St Louis Cardinals Victory Parade
Photo by Ed Szczepanski/Getty Images
After his victory-parade speech to fans, La Russa let his players know he was walking away.

What La Russa’s team didn’t know entering the playoffs was that its manager was planning to retire after his 16th season with the Cardinals. And that’s ‘‘retire’’ in the old-fashioned sense, which is to say never, ever doing the 162-game grind again.

‘‘Oh, definitely,’’ he said. ‘‘I thought I was passing the baton. I’d had enough. I had no doubt that was it.’’

Right-hander Lance Lynn was a rookie on that 2011 team. Fittingly, his first go-round came with a 60-day DL stint. Still, talk about a dream come true — but with a bittersweet ending. La Russa called a team meeting right after the championship parade and made his intentions known.

‘‘It caught all of us by surprise,’’ Lynn said, ‘‘even the veterans.’’

Lynn, off to a Cy Young-caliber start in his first season with the Sox, knows more now than he did then about what was weighing on La Russa. At 66, the manager maintained an all-business disposition with his players, no matter how hard it might have been. At 76, he’s doing the same with the Sox.
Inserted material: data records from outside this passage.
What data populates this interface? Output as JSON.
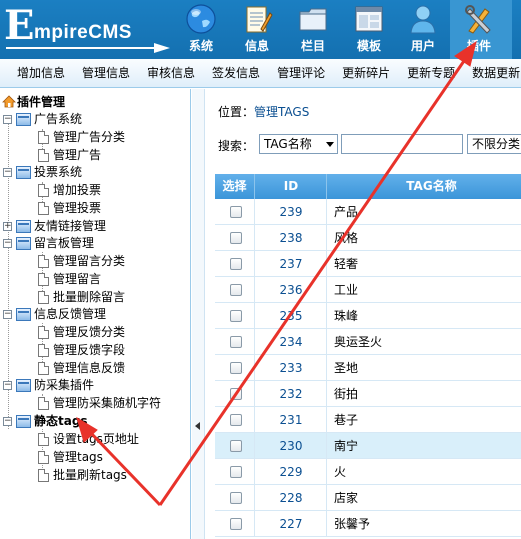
{
  "header": {
    "logo_text": "mpireCMS",
    "logo_big": "E",
    "nav": [
      {
        "label": "系统",
        "icon": "globe-icon"
      },
      {
        "label": "信息",
        "icon": "notepad-icon"
      },
      {
        "label": "栏目",
        "icon": "folder-icon"
      },
      {
        "label": "模板",
        "icon": "template-window-icon"
      },
      {
        "label": "用户",
        "icon": "user-icon"
      },
      {
        "label": "插件",
        "icon": "tools-icon",
        "active": true
      }
    ]
  },
  "subbar": [
    "增加信息",
    "管理信息",
    "审核信息",
    "签发信息",
    "管理评论",
    "更新碎片",
    "更新专题",
    "数据更新"
  ],
  "tree": {
    "root": "插件管理",
    "groups": [
      {
        "label": "广告系统",
        "items": [
          "管理广告分类",
          "管理广告"
        ]
      },
      {
        "label": "投票系统",
        "items": [
          "增加投票",
          "管理投票"
        ]
      },
      {
        "label": "友情链接管理",
        "items": [],
        "collapsed": true
      },
      {
        "label": "留言板管理",
        "items": [
          "管理留言分类",
          "管理留言",
          "批量删除留言"
        ]
      },
      {
        "label": "信息反馈管理",
        "items": [
          "管理反馈分类",
          "管理反馈字段",
          "管理信息反馈"
        ]
      },
      {
        "label": "防采集插件",
        "items": [
          "管理防采集随机字符"
        ]
      },
      {
        "label": "静态tags",
        "items": [
          "设置tags页地址",
          "管理tags",
          "批量刷新tags"
        ]
      }
    ]
  },
  "main": {
    "crumb_prefix": "位置：",
    "crumb_link": "管理TAGS",
    "search_label": "搜索：",
    "search_field": "TAG名称",
    "search_value": "",
    "search_scope": "不限分类",
    "columns": {
      "select": "选择",
      "id": "ID",
      "name": "TAG名称"
    },
    "rows": [
      {
        "id": "239",
        "name": "产品"
      },
      {
        "id": "238",
        "name": "风格"
      },
      {
        "id": "237",
        "name": "轻奢"
      },
      {
        "id": "236",
        "name": "工业"
      },
      {
        "id": "235",
        "name": "珠峰"
      },
      {
        "id": "234",
        "name": "奥运圣火"
      },
      {
        "id": "233",
        "name": "圣地"
      },
      {
        "id": "232",
        "name": "街拍"
      },
      {
        "id": "231",
        "name": "巷子"
      },
      {
        "id": "230",
        "name": "南宁",
        "highlight": true
      },
      {
        "id": "229",
        "name": "火"
      },
      {
        "id": "228",
        "name": "店家"
      },
      {
        "id": "227",
        "name": "张馨予"
      }
    ]
  },
  "colors": {
    "header_blue": "#1675b8",
    "row_highlight": "#d9effa",
    "link": "#0b4f91",
    "annotation_red": "#e8322a"
  }
}
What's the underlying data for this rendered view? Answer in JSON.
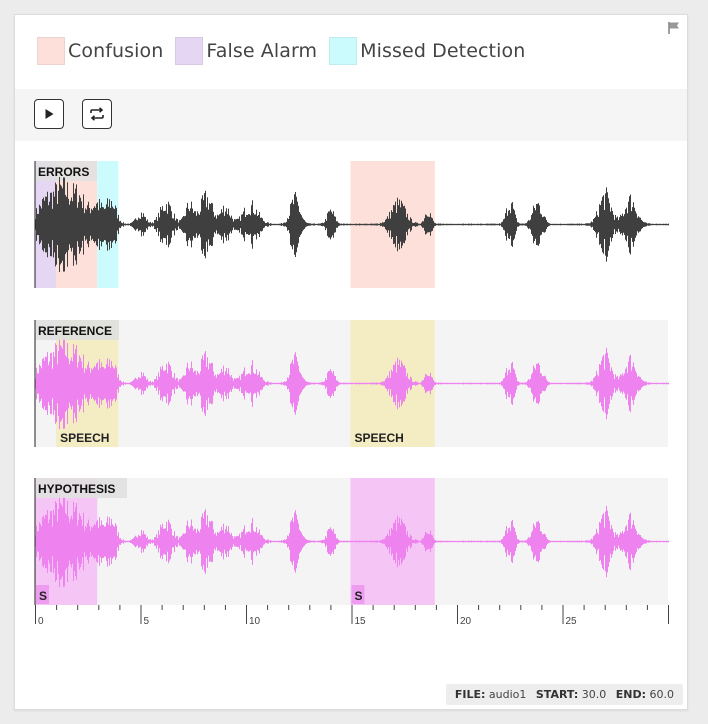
{
  "legend": {
    "items": [
      {
        "label": "Confusion",
        "color": "#fde0d9"
      },
      {
        "label": "False Alarm",
        "color": "#e5d6f3"
      },
      {
        "label": "Missed Detection",
        "color": "#cbfbfd"
      }
    ]
  },
  "toolbar": {
    "play_icon": "play-icon",
    "loop_icon": "loop-icon"
  },
  "tracks": {
    "errors": {
      "label": "ERRORS",
      "wave_color": "#3f3f3f",
      "regions": [
        {
          "type": "False Alarm",
          "start": 0.0,
          "end": 1.0
        },
        {
          "type": "Confusion",
          "start": 1.0,
          "end": 2.95
        },
        {
          "type": "Missed Detection",
          "start": 2.95,
          "end": 3.95
        },
        {
          "type": "Confusion",
          "start": 14.95,
          "end": 18.95
        }
      ]
    },
    "reference": {
      "label": "REFERENCE",
      "wave_color": "#ee82ee",
      "regions": [
        {
          "label": "SPEECH",
          "start": 1.0,
          "end": 3.95,
          "color": "#f4edc4"
        },
        {
          "label": "SPEECH",
          "start": 14.95,
          "end": 18.95,
          "color": "#f4edc4"
        }
      ]
    },
    "hypothesis": {
      "label": "HYPOTHESIS",
      "wave_color": "#ee82ee",
      "regions": [
        {
          "label": "S",
          "start": 0.0,
          "end": 2.95,
          "color": "#f5c6f5"
        },
        {
          "label": "S",
          "start": 14.95,
          "end": 18.95,
          "color": "#f5c6f5"
        }
      ]
    }
  },
  "timeline": {
    "min": 0,
    "max": 30,
    "ticks": [
      "0",
      "5",
      "10",
      "15",
      "20",
      "25"
    ]
  },
  "status": {
    "file_label": "FILE:",
    "file_value": "audio1",
    "start_label": "START:",
    "start_value": "30.0",
    "end_label": "END:",
    "end_value": "60.0"
  },
  "icons": {
    "flag": "flag-icon"
  }
}
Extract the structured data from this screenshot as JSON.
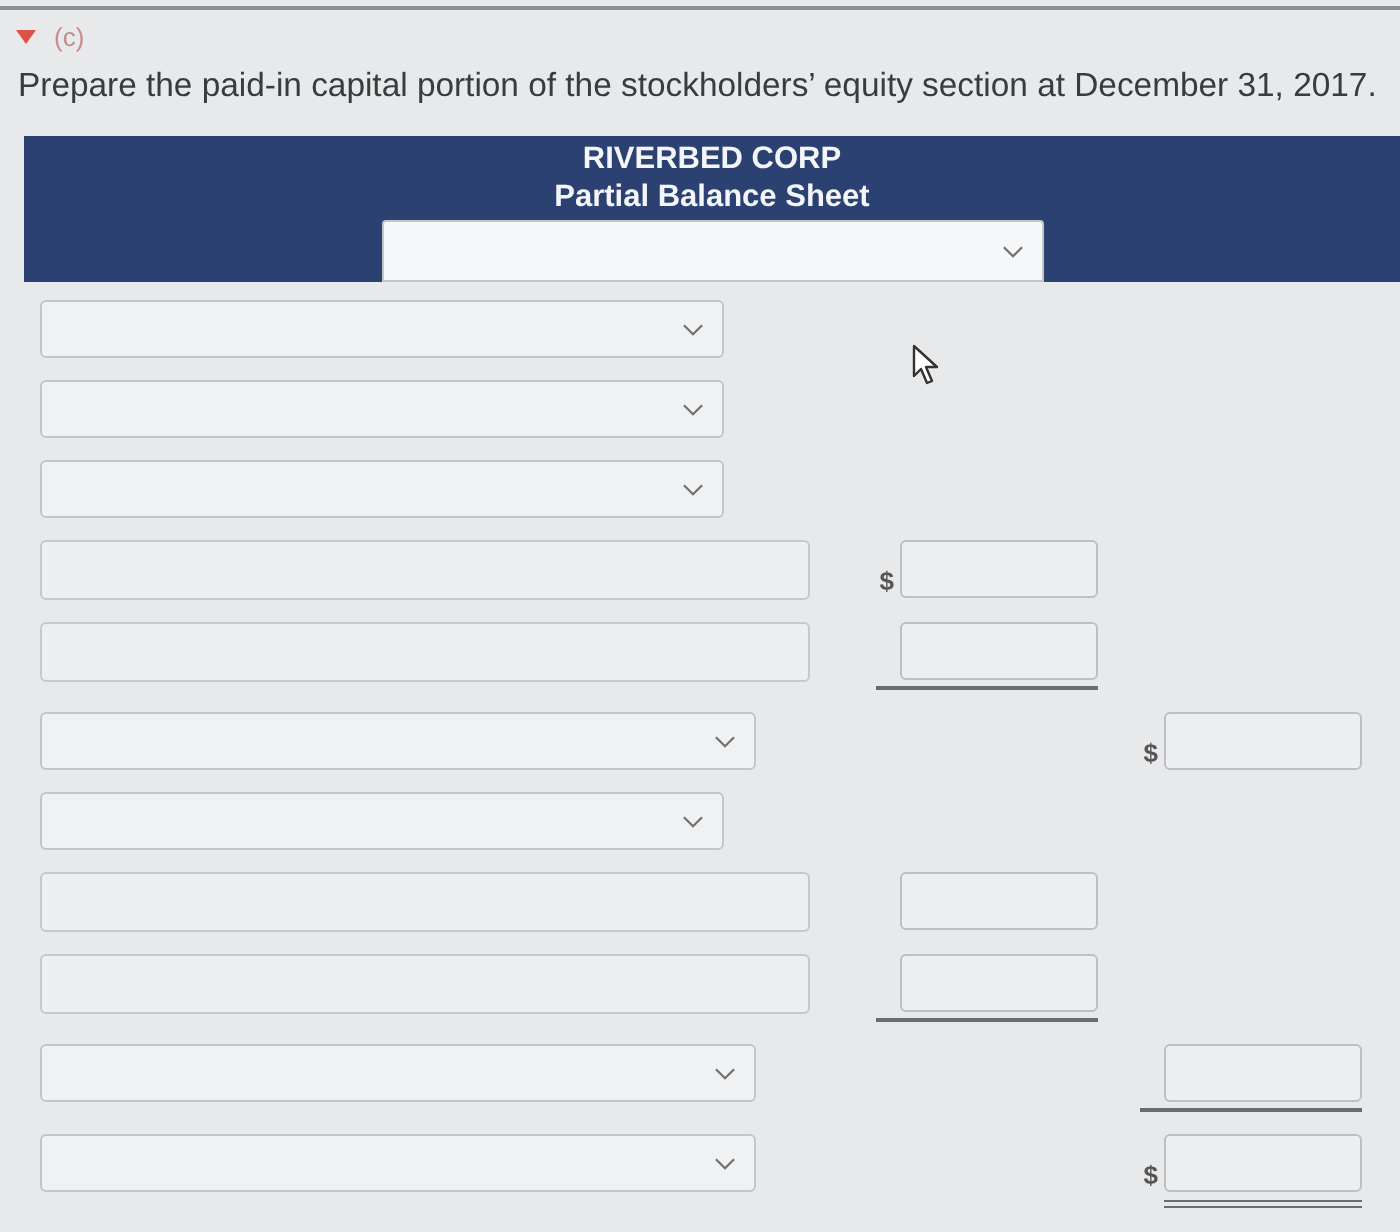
{
  "section": {
    "label": "(c)",
    "expanded": true
  },
  "instruction": "Prepare the paid-in capital portion of the stockholders’ equity section at December 31, 2017.",
  "statement": {
    "company": "RIVERBED CORP",
    "title": "Partial Balance Sheet",
    "date_field": {
      "kind": "select"
    }
  },
  "rows": [
    {
      "kind": "select"
    },
    {
      "kind": "select"
    },
    {
      "kind": "select"
    },
    {
      "kind": "text",
      "column_1": {
        "prefix": "$",
        "underlined": false,
        "double_underlined": false
      }
    },
    {
      "kind": "text",
      "column_1": {
        "underlined": true,
        "double_underlined": false
      }
    },
    {
      "kind": "select",
      "column_2": {
        "prefix": "$",
        "underlined": false,
        "double_underlined": false
      }
    },
    {
      "kind": "select"
    },
    {
      "kind": "text",
      "column_1": {
        "underlined": false,
        "double_underlined": false
      }
    },
    {
      "kind": "text",
      "column_1": {
        "underlined": true,
        "double_underlined": false
      }
    },
    {
      "kind": "select",
      "column_2": {
        "underlined": true,
        "double_underlined": false
      }
    },
    {
      "kind": "select",
      "column_2": {
        "prefix": "$",
        "underlined": false,
        "double_underlined": true
      }
    }
  ]
}
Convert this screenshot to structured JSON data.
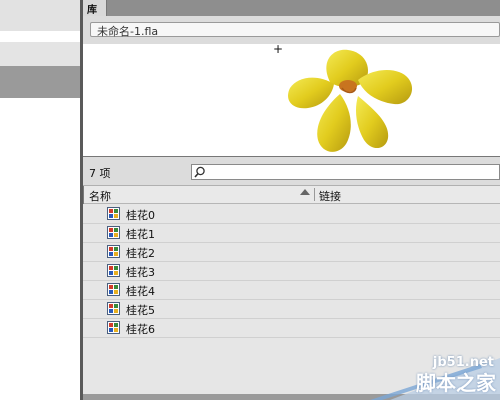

Like the 2011 Cardinals, the Sox have been dealt a series of heavyweight punches in the injury department. Left fielder Eloy Jimenez — a self-described MVP candidate in 2021 — tore a pectoral muscle in spring training. Center fielder Luis Robert has been out since early May with a hip injury and might be months from a return. Second baseman Nick Madrigal is down for the season after shredding a hamstring.

Unlike the Cardinals, the Sox are winning so often — so far, anyway — that the possibility of missing the playoffs might seem, as of today, to be far-fetched. But that kind of thinking doesn’t fly with La Russa.

‘‘We all go through [adversity],’’ he said. ‘‘You’ve just got to have the commitment of ‘never give in, never give up.’ That’s what we’ve done.

‘‘But an important point: Just because we’ve done it doesn’t mean that we’ve got a guarantee. We’ve got to do it to the end. This club is making a special commitment, and we’re going to take our best shot.’’

And win the whole damn thing, maybe? It happened with La Russa’s last team. That must mean he’s going for a repeat.